Dry Mouth: Causes and Problems
Saliva is produced by three sets of major glands, the submandibular glands, the sublingual glands and the parotid glands. There are also numerous minor glands located in the mouth and throat. Saliva is important in lubricating and cleansing the mouth. There are antibodies in the saliva that help control the bacterial grow in the mouth. These bacteria can cause gum disease (from inflammation of the gum tissue and bone) and tooth decay (from acidic environment produced by the bacteria). Saliva helps dilute the acid produced by these bacteria. Saliva contains enzymes that begin the digestive process. Saliva also aids in swallowing. If people have reduced salivary flow, their mouths tend to be very dry (xerostomia). Dry mouths are associated with an increase in tooth decay rates and periodontal disease (gum disease). Causes include side effect of certain medications (even recreational drugs), aging, radiation treatment for cancer, nerve damage, health conditions (diabetes, stroke, yeast infections, autoimmune diseases), Tobacco and alcohol misuse.

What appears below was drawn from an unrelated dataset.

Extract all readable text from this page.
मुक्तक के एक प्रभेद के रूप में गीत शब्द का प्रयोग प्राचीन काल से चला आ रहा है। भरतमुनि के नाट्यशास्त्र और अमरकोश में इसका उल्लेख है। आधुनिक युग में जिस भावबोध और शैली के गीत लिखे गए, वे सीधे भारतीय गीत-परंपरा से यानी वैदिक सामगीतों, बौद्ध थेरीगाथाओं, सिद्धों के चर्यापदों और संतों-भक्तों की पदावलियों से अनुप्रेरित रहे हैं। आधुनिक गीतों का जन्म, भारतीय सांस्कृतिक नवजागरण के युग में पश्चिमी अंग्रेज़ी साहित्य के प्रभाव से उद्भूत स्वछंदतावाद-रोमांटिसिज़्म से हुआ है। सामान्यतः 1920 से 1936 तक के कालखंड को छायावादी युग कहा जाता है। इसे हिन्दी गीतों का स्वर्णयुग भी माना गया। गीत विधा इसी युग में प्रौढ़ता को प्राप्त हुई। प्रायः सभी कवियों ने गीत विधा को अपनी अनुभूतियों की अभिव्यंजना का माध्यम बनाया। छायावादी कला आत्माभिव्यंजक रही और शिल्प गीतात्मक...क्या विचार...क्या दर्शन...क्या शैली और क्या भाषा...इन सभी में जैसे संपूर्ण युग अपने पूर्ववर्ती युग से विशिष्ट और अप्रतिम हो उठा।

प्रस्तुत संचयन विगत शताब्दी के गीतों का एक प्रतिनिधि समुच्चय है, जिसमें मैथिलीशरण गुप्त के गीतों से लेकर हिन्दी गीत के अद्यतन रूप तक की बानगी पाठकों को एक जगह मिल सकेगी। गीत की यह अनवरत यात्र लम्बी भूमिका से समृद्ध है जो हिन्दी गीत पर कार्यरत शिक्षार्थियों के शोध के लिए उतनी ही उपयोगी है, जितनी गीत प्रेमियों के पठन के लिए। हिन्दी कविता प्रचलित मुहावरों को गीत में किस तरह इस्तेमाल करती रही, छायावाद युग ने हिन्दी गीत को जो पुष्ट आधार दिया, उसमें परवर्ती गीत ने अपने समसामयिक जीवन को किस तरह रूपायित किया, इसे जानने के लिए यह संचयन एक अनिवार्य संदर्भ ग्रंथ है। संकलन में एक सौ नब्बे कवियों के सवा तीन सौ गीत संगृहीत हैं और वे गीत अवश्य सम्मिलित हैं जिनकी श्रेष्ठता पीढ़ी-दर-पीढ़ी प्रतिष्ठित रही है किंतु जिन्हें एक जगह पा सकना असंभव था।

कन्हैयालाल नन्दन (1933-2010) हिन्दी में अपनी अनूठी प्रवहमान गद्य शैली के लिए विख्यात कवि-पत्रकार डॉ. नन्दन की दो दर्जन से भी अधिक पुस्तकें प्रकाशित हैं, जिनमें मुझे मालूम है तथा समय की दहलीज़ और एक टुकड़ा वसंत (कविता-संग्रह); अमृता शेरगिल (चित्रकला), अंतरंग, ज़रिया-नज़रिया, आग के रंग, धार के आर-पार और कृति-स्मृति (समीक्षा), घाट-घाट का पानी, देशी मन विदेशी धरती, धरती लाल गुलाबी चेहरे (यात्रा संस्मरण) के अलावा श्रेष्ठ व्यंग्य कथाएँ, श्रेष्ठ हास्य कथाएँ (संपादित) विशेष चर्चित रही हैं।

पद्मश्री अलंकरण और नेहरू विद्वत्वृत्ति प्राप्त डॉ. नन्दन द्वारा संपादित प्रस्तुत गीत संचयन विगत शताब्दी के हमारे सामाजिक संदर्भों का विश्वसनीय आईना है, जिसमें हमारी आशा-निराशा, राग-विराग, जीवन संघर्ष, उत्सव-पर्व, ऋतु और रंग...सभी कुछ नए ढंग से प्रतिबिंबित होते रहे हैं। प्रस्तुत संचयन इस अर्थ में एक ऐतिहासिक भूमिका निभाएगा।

- Dryness or a feeling of stickiness in your mouth
- Saliva that seems thick and stringy
- Bad breath
- Difficulty chewing, speaking and swallowing
- Dry or sore throat and hoarseness
- Dry or grooved tongue
- A changed sense of taste
- Problems wearing dentures
- lipstick sticking to the teeth.1
Dry mouth can lead to increased plaque, tooth decay and gum disease, mouth sores, yeast infection in your mouth (thrush), sores or split skin at the corners of your mouth, or cracked lips.1 If you have this problem, see your dentist for an exam to evaluate the possible dental complications associated with this problem.